Most of the buildings that will get the height limits are on the National Register of Historic Places and Raleigh historic landmarks. Under state and federal law, neither of those designations can prevent a building from demolition.
Charlotte also has height restrictions in some of its zoning categories, especially the transit-oriented and mixed-use development districts. But those height limits are so tall that they don’t, effectively, deter demolitions of older buildings, and there is an “optional” zoning that lets the city OK pretty much anything if the developer can make a good case for it.) Of course, the single-use-only districts have de facto height limits as well. (My graduate student, Jacob Schmidt, recently analyzed the proportion of mixed-use vs .single-use zoning inside Charlotte city limits. More than 90 percent of the land area is zoned for single-uses.)

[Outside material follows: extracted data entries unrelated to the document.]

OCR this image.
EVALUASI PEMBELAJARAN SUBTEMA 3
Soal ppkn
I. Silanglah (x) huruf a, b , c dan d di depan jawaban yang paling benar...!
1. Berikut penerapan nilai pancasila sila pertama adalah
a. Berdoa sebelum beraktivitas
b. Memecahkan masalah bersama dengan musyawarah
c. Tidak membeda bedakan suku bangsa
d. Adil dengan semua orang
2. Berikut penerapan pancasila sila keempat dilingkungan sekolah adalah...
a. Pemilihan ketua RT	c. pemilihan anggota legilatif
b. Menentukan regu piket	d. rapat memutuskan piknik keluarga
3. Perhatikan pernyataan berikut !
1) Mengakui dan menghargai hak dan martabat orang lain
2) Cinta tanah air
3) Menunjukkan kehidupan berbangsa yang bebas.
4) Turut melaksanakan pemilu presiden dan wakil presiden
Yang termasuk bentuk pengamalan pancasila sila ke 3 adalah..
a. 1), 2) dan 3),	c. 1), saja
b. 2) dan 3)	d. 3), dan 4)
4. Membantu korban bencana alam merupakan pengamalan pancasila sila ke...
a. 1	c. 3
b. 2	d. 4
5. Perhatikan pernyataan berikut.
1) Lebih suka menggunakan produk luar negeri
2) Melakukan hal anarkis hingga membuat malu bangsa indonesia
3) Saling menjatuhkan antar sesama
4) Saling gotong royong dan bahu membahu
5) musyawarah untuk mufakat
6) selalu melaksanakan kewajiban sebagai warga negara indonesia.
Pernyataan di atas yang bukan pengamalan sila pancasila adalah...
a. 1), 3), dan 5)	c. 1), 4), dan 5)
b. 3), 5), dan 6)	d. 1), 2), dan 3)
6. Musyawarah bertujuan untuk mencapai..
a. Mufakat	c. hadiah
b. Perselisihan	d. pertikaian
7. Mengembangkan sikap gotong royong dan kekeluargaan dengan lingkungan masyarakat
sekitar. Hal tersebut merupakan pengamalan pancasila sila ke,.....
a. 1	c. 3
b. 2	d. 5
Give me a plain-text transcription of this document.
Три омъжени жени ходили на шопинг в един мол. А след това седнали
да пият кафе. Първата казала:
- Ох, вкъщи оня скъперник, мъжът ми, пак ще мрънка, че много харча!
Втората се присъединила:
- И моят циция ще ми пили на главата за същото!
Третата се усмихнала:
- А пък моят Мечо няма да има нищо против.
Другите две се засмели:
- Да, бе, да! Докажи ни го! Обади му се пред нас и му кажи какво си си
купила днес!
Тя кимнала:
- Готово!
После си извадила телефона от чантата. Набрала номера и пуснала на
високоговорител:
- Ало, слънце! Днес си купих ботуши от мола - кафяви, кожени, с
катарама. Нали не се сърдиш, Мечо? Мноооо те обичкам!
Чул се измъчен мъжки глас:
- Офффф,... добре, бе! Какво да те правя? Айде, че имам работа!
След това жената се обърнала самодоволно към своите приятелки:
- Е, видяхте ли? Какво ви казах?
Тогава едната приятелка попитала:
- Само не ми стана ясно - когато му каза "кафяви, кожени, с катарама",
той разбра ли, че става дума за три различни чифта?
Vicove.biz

But if you own a property in uptown Charlotte zoned UMUD (uptown mixed use district) you can build as tall a building as the FAA will allow. That’s right — the only limits on height are based on whether airplanes might run into the towers. The
development-encouraging UMUD zoning was developed during the 1980s, when businesses were fleeing to the suburbs and the city wanted to encourage development uptown. At the time, it was a much-needed tool. UMUD zoning, coupled with several uptown bank leaders’ determination to keep uptown healthy, prevented uptown from dying completely for a couple of decades. So while Raleigh, Greensboro, Winston-Salem and other N.C. downtowns are finally reviving nicely, with their older buildings intact, in Charlotte the side effect was to demolish virtually all the older buildings, including designated landmarks. With some welcome exceptions, our uptown is mostly shiny and new.
I have heard at least one planner say that at one point the idea of uptown height limits was mentioned in a planning department meeting. But it was quietly buried.
It will be interesting to see, over time, how or whether Raleigh’s use of the height-limit tool makes a difference in its downtown development.